Organizational psychologist Tasha Eurich found that about 95% of people think they’re self-aware while only 10 to 15% actually are, which means most self-improvement opens with the uncomfortable discovery that you were wrong about yourself. Her research is clear that it’s worth it: people who see themselves clearly are “more confident and more creative,” make “sounder decisions,” and “build stronger relationships.” Getting there just doesn’t feel like a spa day.

The discomfort isn’t a sign the work is failing. It’s the sign it’s working. Every honest adult before you had to sit in that too, usually without a name for it.

8. That being hard on yourself doesn’t make you better

There’s a deep millennial faith that the way to improve is to be your own harshest critic. Ride yourself hard enough and you’ll finally measure up.

The research says that engine mostly burns oil.

Kristin Neff, who pioneered the study of self-compassion, has found that harsh self-criticism tends to breed fear of failure, anxiety, and procrastination — the exact opposite of what it promises. The people who keep improving are usually kinder to themselves about falling short, not crueler.
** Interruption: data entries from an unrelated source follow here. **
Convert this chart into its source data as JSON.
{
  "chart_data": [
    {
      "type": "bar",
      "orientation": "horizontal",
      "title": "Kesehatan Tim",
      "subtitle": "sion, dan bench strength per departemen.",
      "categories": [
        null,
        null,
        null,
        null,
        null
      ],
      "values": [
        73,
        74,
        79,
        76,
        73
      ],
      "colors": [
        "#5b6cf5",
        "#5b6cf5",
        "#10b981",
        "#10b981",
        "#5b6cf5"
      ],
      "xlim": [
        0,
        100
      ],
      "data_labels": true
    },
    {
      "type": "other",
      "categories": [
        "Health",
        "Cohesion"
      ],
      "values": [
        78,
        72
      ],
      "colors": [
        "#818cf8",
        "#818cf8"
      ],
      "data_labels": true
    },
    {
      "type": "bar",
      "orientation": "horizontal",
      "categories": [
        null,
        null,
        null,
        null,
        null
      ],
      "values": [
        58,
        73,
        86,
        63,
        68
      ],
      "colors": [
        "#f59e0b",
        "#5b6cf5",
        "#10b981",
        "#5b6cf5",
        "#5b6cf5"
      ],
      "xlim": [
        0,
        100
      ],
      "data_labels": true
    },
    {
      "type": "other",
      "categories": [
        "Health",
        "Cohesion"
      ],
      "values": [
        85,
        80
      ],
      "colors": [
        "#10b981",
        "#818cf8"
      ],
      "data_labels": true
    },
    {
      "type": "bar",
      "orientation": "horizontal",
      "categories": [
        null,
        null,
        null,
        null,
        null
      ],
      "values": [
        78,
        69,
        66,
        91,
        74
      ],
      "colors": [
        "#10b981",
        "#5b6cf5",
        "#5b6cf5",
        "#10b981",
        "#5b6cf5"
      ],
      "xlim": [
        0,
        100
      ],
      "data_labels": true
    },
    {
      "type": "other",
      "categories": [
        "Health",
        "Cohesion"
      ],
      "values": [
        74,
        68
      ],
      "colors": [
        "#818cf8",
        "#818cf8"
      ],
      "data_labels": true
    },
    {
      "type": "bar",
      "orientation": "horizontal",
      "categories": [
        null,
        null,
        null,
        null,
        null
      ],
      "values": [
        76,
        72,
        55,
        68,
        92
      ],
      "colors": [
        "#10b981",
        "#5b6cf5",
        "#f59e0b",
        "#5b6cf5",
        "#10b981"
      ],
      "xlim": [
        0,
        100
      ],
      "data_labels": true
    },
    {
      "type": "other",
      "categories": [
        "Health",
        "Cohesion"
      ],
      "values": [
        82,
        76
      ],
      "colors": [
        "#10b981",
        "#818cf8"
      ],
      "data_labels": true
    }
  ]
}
This one might be less a boomer talking point than a correction for everyone. But the underlying adult truth is old: beating yourself up feels productive and mostly just hurts. Knock it off and get back to work turns out to be the better move.

9. That you can’t change someone who doesn’t want to change

Millennials were raised to believe that with enough communication, enough patience, enough of exactly the right words, you can get through to anyone. Reason wins. People come around.

Some people don’t. And you cannot make them.

The research on how change actually happens is blunt: it has to be self-chosen to stick. Push hard enough from the outside and you mostly generate resistance, because you’ve removed the one ingredient change requires: the person’s own sense that they picked it.

You can invite someone to change. You can’t install it. Learning where your influence ends is one of the least fun and most freeing lessons adulthood hands out, and it’s been handing it out, unchanged, forever.

The ones that actually are unfair

A caveat, because skipping it would be dishonest: not everything millennials call unfair is just adulthood. Some of it — housing that outran wages, childcare that costs more than rent — really did get harder, and no “every generation had it tough” erases that math.

But that’s exactly why it’s worth sorting them. The nine above aren’t the injustices. They’re the terms of service, the same ones your parents signed while grumbling into their coffee.

Spend the outrage on the stuff that genuinely changed. Make peace with the stuff that never will. That, more than anything, is the part of adulthood nobody warns you about.